Attorneys declare Pro Bono Week

Published 3:00 am Wednesday, October 5, 2011

Attorneys with the Escambia County Bar Association will be celebrating Pro Bono Week later this month.
Brewton Mayor Ted Jennings has signed a proclamation declaring the week of Oct. 23-29 as Pro Bono Week.
According to the proclamation, one out of four of the 940,872 Alabamians who live in poverty has experienced legal problems. The majority of those civil problems are consumer issues (creditor, harassment, utility non-payment, bankruptcy issues), health issues (Medicaid, government insurance, nursing home), family law issues (divorce, child support/custody, abuse), employment issues (unemployment benefits, pension, lost job), and housing issues (unsatisfactory repairs, foreclosure, eviction, poor living conditions).
Also, according to the mayor’s office, 12.6 percent of the citizens in Brewton live in poverty and there are fewer than 55 paid legal aid lawyers to serve the low-income households in the whole state of Alabama.
Each year the Alabama State Bar and its Pro Bono Celebration Task Force, with the help of local bar associations statewide sets aside some time to offer Pro Bono help for the low-income families.
This year, Oct. 23-29 has been designated as Pro Bono Week.
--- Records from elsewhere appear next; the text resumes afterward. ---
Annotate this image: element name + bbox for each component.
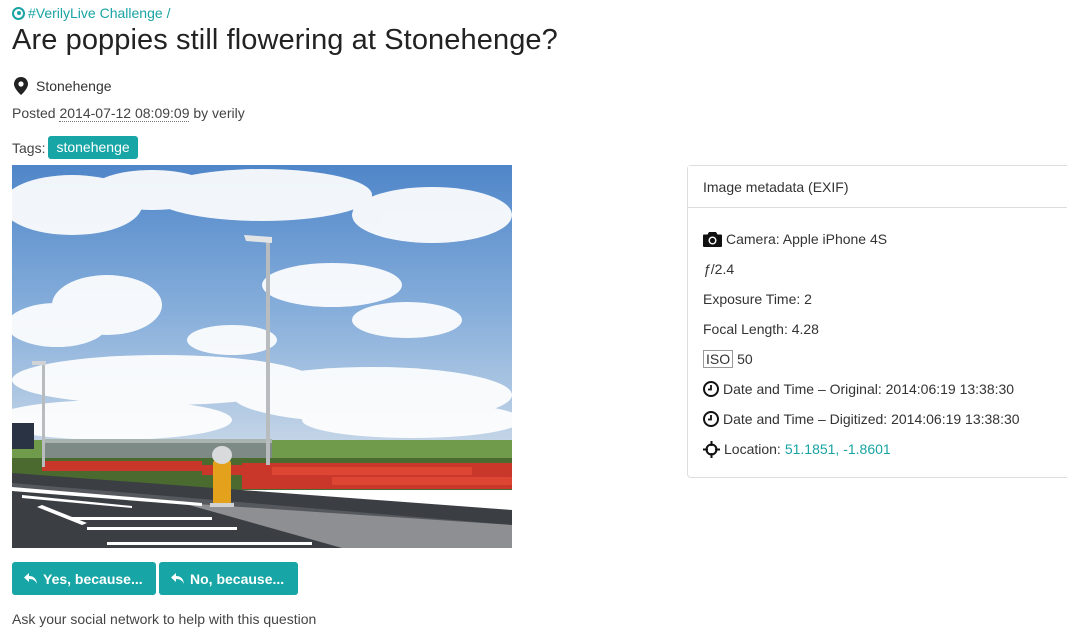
exif-exposure: Exposure Time: 2: [703, 291, 812, 307]
exif-date-digitized: Date and Time – Digitized: 2014:06:19 13…: [723, 411, 1020, 427]
clock-icon: [703, 411, 719, 427]
tag-stonehenge[interactable]: stonehenge: [48, 136, 138, 159]
reply-icon: [24, 572, 37, 584]
exif-iso-value: 50: [737, 351, 753, 367]
posted-by: by verily: [193, 105, 245, 121]
exif-exposure-row: Exposure Time: 2: [703, 284, 1061, 314]
breadcrumb: #VerilyLive Challenge /: [12, 5, 171, 21]
yes-button-label: Yes, because...: [43, 570, 143, 587]
challenge-link[interactable]: #VerilyLive Challenge: [28, 5, 163, 21]
exif-location-label: Location:: [724, 441, 781, 457]
iso-icon: ISO: [703, 350, 734, 368]
posted-line: Posted 2014-07-12 08:09:09 by verily: [12, 105, 245, 122]
reply-icon: [171, 572, 184, 584]
map-pin-icon: [14, 77, 28, 95]
camera-icon: [703, 231, 722, 247]
f-number-icon: ƒ: [703, 261, 711, 277]
exif-panel-body: Camera: Apple iPhone 4S ƒ /2.4 Exposure …: [688, 208, 1067, 464]
crosshair-icon: [703, 440, 720, 458]
exif-focal-row: Focal Length: 4.28: [703, 314, 1061, 344]
no-button-label: No, because...: [190, 570, 285, 587]
clock-icon: [703, 381, 719, 397]
yes-button[interactable]: Yes, because...: [12, 562, 156, 595]
photo-image: [12, 165, 512, 548]
breadcrumb-separator: /: [166, 5, 171, 21]
exif-iso-row: ISO 50: [703, 344, 1061, 374]
exif-date-original-row: Date and Time – Original: 2014:06:19 13:…: [703, 374, 1061, 404]
answer-buttons: Yes, because... No, because...: [12, 562, 298, 595]
exif-location-row: Location: 51.1851, -1.8601: [703, 434, 1061, 464]
exif-location-link[interactable]: 51.1851, -1.8601: [785, 441, 891, 457]
social-prompt: Ask your social network to help with thi…: [12, 611, 317, 627]
posted-prefix: Posted: [12, 105, 56, 121]
exif-camera-row: Camera: Apple iPhone 4S: [703, 224, 1061, 254]
exif-fnumber-row: ƒ /2.4: [703, 254, 1061, 284]
exif-panel-heading: Image metadata (EXIF): [688, 166, 1067, 208]
exif-panel: Image metadata (EXIF) Camera: Apple iPho…: [687, 165, 1067, 478]
question-photo: [12, 165, 512, 548]
no-button[interactable]: No, because...: [159, 562, 298, 595]
posted-date: 2014-07-12 08:09:09: [59, 105, 190, 122]
location-line: Stonehenge: [14, 77, 112, 95]
tags-line: Tags: stonehenge: [12, 136, 138, 159]
exif-fnumber: /2.4: [710, 261, 735, 277]
exif-camera: Camera: Apple iPhone 4S: [726, 231, 888, 247]
target-icon: [12, 6, 25, 20]
page-title: Are poppies still flowering at Stoneheng…: [12, 24, 558, 56]
location-name: Stonehenge: [36, 78, 112, 94]
tags-label: Tags:: [12, 139, 46, 156]
exif-date-digitized-row: Date and Time – Digitized: 2014:06:19 13…: [703, 404, 1061, 434]
exif-date-original: Date and Time – Original: 2014:06:19 13:…: [723, 381, 1015, 397]
exif-focal: Focal Length: 4.28: [703, 321, 819, 337]
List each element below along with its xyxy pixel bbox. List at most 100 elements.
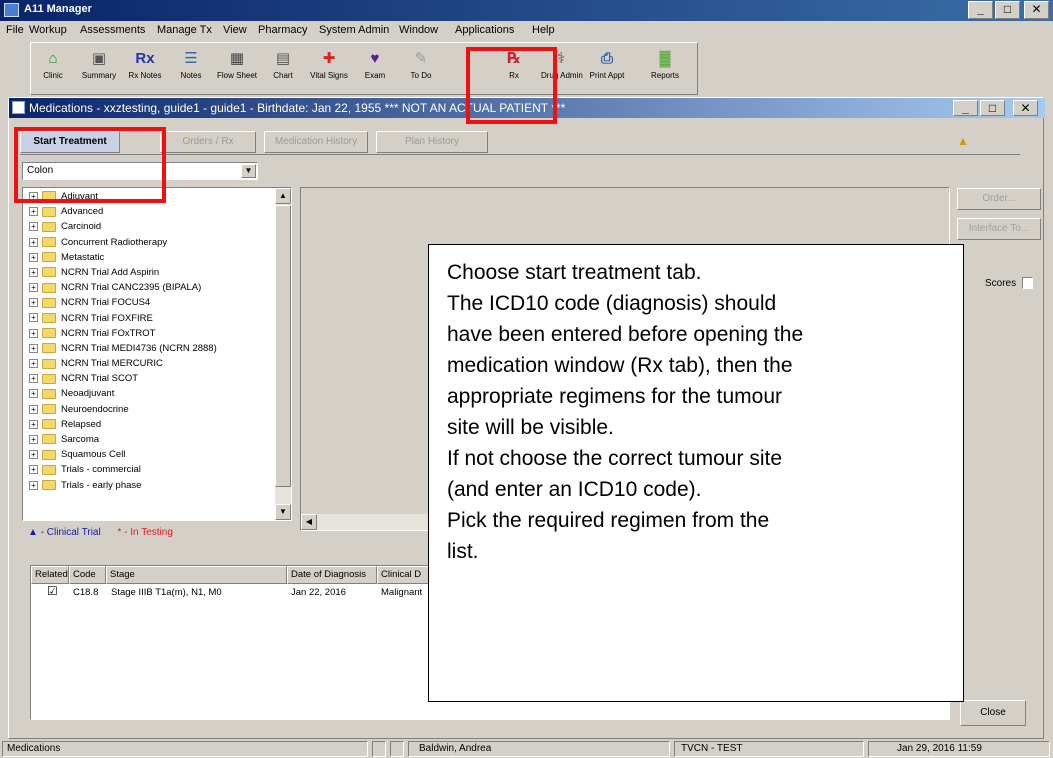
expand-icon[interactable]: + — [29, 222, 38, 232]
grid-header-date[interactable]: Date of Diagnosis — [287, 566, 377, 584]
expand-icon[interactable]: + — [29, 465, 38, 475]
close-button[interactable]: Close — [960, 700, 1026, 726]
expand-icon[interactable]: + — [29, 419, 38, 429]
tree-legend: ▲ - Clinical Trial * - In Testing — [28, 527, 173, 538]
expand-icon[interactable]: + — [29, 298, 38, 308]
toolbar-notes-button[interactable]: ☰ Notes — [171, 49, 211, 80]
tree-item-label: NCRN Trial CANC2395 (BIPALA) — [61, 282, 202, 294]
menu-workup[interactable]: Workup — [29, 24, 67, 36]
expand-icon[interactable]: + — [29, 404, 38, 414]
toolbar-flow-sheet-button[interactable]: ▦ Flow Sheet — [217, 49, 257, 80]
tree-item[interactable]: + NCRN Trial Add Aspirin — [23, 265, 277, 280]
todo-icon: ✎ — [414, 50, 428, 67]
expand-icon[interactable]: + — [29, 389, 38, 399]
med-minimize-button[interactable]: _ — [953, 100, 978, 116]
tree-item[interactable]: + NCRN Trial MEDI4736 (NCRN 2888) — [23, 341, 277, 356]
toolbar-reports-button[interactable]: ▓ Reports — [645, 49, 685, 80]
scroll-thumb[interactable] — [275, 205, 291, 487]
med-maximize-button[interactable]: □ — [980, 100, 1005, 116]
expand-icon[interactable]: + — [29, 237, 38, 247]
tree-scrollbar[interactable]: ▲ ▼ — [275, 188, 291, 520]
tree-item[interactable]: + Neoadjuvant — [23, 386, 277, 401]
grid-header-related[interactable]: Related — [31, 566, 69, 584]
folder-icon — [42, 312, 56, 323]
tree-item[interactable]: + NCRN Trial SCOT — [23, 371, 277, 386]
expand-icon[interactable]: + — [29, 207, 38, 217]
menu-window[interactable]: Window — [399, 24, 438, 36]
menu-assessments[interactable]: Assessments — [80, 24, 145, 36]
tree-item-label: NCRN Trial Add Aspirin — [61, 266, 160, 278]
maximize-button[interactable]: □ — [995, 1, 1020, 19]
expand-icon[interactable]: + — [29, 359, 38, 369]
tree-item-label: NCRN Trial FOxTROT — [61, 327, 156, 339]
grid-header-code[interactable]: Code — [69, 566, 106, 584]
scroll-down-icon[interactable]: ▼ — [275, 504, 291, 520]
scroll-up-icon[interactable]: ▲ — [275, 188, 291, 204]
tree-item-label: NCRN Trial FOCUS4 — [61, 297, 151, 309]
tree-item[interactable]: + Concurrent Radiotherapy — [23, 235, 277, 250]
menu-pharmacy[interactable]: Pharmacy — [258, 24, 308, 36]
toolbar-print-appt-button[interactable]: ⎙ Print Appt — [587, 49, 627, 80]
tree-item[interactable]: + Relapsed — [23, 417, 277, 432]
chevron-down-icon[interactable]: ▼ — [241, 164, 256, 178]
expand-icon[interactable]: + — [29, 328, 38, 338]
minimize-button[interactable]: _ — [968, 1, 993, 19]
close-window-button[interactable]: ✕ — [1024, 1, 1049, 19]
menu-system-admin[interactable]: System Admin — [319, 24, 389, 36]
toolbar-todo-button[interactable]: ✎ To Do — [401, 49, 441, 80]
tree-item[interactable]: + Metastatic — [23, 250, 277, 265]
regimen-tree[interactable]: + Adjuvant + Advanced + Carcinoid + Concurrent … — [22, 187, 292, 521]
scores-label: Scores — [985, 278, 1017, 289]
toolbar-vital-signs-button[interactable]: ✚ Vital Signs — [309, 49, 349, 80]
expand-icon[interactable]: + — [29, 283, 38, 293]
expand-icon[interactable]: + — [29, 480, 38, 490]
menu-help[interactable]: Help — [532, 24, 555, 36]
toolbar-summary-button[interactable]: ▣ Summary — [79, 49, 119, 80]
folder-icon — [42, 328, 56, 339]
tab-medication-history[interactable]: Medication History — [264, 131, 368, 153]
tree-item[interactable]: + Trials - commercial — [23, 462, 277, 477]
tree-item-label: Neuroendocrine — [61, 403, 129, 415]
status-blank-1 — [372, 741, 386, 757]
folder-icon — [42, 388, 56, 399]
tree-item[interactable]: + Neuroendocrine — [23, 402, 277, 417]
toolbar-clinic-button[interactable]: ⌂ Clinic — [33, 49, 73, 80]
tab-plan-history[interactable]: Plan History — [376, 131, 488, 153]
toolbar-rx-notes-button[interactable]: Rx Rx Notes — [125, 49, 165, 80]
tree-item[interactable]: + Advanced — [23, 204, 277, 219]
menu-view[interactable]: View — [223, 24, 247, 36]
expand-icon[interactable]: + — [29, 343, 38, 353]
toolbar-chart-button[interactable]: ▤ Chart — [263, 49, 303, 80]
menu-applications[interactable]: Applications — [455, 24, 514, 36]
diagnosis-stage: Stage IIIB T1a(m), N1, M0 — [111, 587, 222, 598]
tree-item[interactable]: + NCRN Trial MERCURIC — [23, 356, 277, 371]
menu-manage-tx[interactable]: Manage Tx — [157, 24, 212, 36]
tree-item[interactable]: + NCRN Trial FOxTROT — [23, 326, 277, 341]
expand-icon[interactable]: + — [29, 252, 38, 262]
tree-item[interactable]: + NCRN Trial CANC2395 (BIPALA) — [23, 280, 277, 295]
tree-item[interactable]: + NCRN Trial FOXFIRE — [23, 311, 277, 326]
expand-icon[interactable]: + — [29, 434, 38, 444]
tree-item-label: NCRN Trial SCOT — [61, 373, 139, 385]
expand-icon[interactable]: + — [29, 374, 38, 384]
tree-item[interactable]: + Trials - early phase — [23, 478, 277, 493]
warning-icon: ▲ — [957, 134, 969, 148]
menu-file[interactable]: File — [6, 24, 24, 36]
tree-item[interactable]: + Carcinoid — [23, 219, 277, 234]
med-close-button[interactable]: ✕ — [1013, 100, 1038, 116]
tree-item[interactable]: + Sarcoma — [23, 432, 277, 447]
expand-icon[interactable]: + — [29, 450, 38, 460]
scroll-left-icon[interactable]: ◀ — [301, 514, 317, 530]
tree-item[interactable]: + Squamous Cell — [23, 447, 277, 462]
grid-header-stage[interactable]: Stage — [106, 566, 287, 584]
related-checkbox[interactable]: ☑ — [47, 584, 58, 598]
expand-icon[interactable]: + — [29, 313, 38, 323]
expand-icon[interactable]: + — [29, 267, 38, 277]
tree-item[interactable]: + NCRN Trial FOCUS4 — [23, 295, 277, 310]
interface-to-button[interactable]: Interface To... — [957, 218, 1041, 240]
toolbar-exam-button[interactable]: ♥ Exam — [355, 49, 395, 80]
scores-checkbox[interactable] — [1022, 277, 1033, 289]
order-button[interactable]: Order... — [957, 188, 1041, 210]
tab-orders-rx[interactable]: Orders / Rx — [160, 131, 256, 153]
callout-line: If not choose the correct tumour site — [447, 447, 782, 470]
The Escambia County Bar Association and the Alabama State Bar will sponsor a free legal clinic to those who are low-income. The clinic will be held during the week of Oct. 23-29 on the third floor of the Escambia County Courthouse from 8 a.m. to noon and from 1 p.m. to 5 p.m. on Oct. 26 and Oct 27, Attorneys from the Escambia County Bar Association will be available to provide free legal advice and, if services are required, refer the client the Volunteer Lawyers Program of the Alabama State Bar, which provides free legal services for low-income families. In addition, the Alabama State Bar has a Wills for Heroes Program, where policemen, firemen, or veterans who do not have a will, may stop by for a free will.
The proclamation also stated that 38 percent of the members of the Escambia County legal community donate their time and talents in free legal service each year, and there is still a huge unmet need for legal assistance for the disadvantaged in the area.